After being missing for more than a week, the body was a 68-year-old Alzheimer’s patient in Schenectady, New York was discovered in a wooded lot after neighbors “reported a foul odor in the area.” Foul play is not suspected.

And leaving the worst for last, we give you this report from Manchester Township, New Jersey, via the Asbury Park Press:
Rebecca Wilson’s lifeless body was decaying for weeks, surrounded by trash in a filthy Fox Street mobile home, before police came to investigate a report of a foul odor and flies on May 30.

“We know right away” what those phone calls mean, said Police Chief Brian Klimakowski, who said his officers regularly encounter the decomposing bodies of elderly residents that go undiscovered for periods of time.
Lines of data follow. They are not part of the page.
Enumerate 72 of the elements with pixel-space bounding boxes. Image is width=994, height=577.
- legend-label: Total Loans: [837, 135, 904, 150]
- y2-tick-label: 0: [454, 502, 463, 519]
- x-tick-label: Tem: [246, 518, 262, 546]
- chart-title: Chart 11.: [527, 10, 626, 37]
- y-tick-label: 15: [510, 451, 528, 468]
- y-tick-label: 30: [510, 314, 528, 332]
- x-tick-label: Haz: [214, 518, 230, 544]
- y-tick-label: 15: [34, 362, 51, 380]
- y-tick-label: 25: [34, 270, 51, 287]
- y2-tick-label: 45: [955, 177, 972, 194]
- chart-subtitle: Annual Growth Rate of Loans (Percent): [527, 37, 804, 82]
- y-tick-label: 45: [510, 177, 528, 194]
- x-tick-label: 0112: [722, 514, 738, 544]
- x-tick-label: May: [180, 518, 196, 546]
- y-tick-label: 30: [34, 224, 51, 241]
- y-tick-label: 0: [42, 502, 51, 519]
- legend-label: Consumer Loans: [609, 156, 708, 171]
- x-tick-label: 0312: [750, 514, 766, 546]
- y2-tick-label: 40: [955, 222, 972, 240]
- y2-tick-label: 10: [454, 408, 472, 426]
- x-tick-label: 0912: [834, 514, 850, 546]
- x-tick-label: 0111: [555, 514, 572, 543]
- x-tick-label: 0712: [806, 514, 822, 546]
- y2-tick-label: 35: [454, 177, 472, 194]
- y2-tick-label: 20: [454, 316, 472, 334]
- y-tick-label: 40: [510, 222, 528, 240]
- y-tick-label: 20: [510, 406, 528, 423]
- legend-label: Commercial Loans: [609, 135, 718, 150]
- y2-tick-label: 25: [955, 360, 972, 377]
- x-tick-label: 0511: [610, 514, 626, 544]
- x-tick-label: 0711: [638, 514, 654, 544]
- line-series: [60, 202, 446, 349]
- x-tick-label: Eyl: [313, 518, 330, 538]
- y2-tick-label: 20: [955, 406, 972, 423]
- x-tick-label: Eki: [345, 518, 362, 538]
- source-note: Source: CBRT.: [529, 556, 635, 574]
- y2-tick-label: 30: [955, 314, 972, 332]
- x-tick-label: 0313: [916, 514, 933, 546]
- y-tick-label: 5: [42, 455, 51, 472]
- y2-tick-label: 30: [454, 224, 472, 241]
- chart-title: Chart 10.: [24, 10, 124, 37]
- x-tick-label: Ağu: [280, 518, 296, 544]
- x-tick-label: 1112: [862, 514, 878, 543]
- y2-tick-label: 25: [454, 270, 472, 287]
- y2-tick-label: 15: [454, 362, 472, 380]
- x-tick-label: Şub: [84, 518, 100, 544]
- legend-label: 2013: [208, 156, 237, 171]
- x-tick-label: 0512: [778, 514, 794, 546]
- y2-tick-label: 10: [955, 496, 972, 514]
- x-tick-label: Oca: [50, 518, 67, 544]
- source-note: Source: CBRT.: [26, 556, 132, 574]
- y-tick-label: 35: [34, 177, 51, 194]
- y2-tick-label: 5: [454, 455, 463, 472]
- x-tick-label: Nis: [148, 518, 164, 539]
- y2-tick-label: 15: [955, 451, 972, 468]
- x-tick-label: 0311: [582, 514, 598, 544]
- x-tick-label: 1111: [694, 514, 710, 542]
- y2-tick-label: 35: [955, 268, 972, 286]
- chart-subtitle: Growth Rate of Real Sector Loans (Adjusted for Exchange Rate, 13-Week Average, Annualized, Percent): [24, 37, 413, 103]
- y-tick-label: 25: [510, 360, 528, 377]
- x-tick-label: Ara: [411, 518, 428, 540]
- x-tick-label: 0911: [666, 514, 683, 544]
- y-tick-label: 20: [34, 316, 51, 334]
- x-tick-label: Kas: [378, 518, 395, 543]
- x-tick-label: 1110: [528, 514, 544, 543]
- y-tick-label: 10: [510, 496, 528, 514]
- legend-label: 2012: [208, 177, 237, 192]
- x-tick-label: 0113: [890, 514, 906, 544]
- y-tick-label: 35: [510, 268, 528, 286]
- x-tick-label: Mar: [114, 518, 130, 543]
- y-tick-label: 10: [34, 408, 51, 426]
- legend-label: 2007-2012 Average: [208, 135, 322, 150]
But Rebecca Wilson’s case was different. The 32-year-old disabled woman depended on a wheelchair and the care of her mother, Janet Wilson, authorities said.

As Rebecca Wilson’s body rotted in the home she shared with her mother, police said Janet Wilson stayed with friends and at hotels in the area.
UPDATE July 13, 2013

Oops. Forget about this one left on my iPad during my Australia trip.

In Kirby, Texas, police responding to complaints of a foul odor coming from a unit in the Kirby Mobile Home Park found a dead body. They consider it a suspicious death.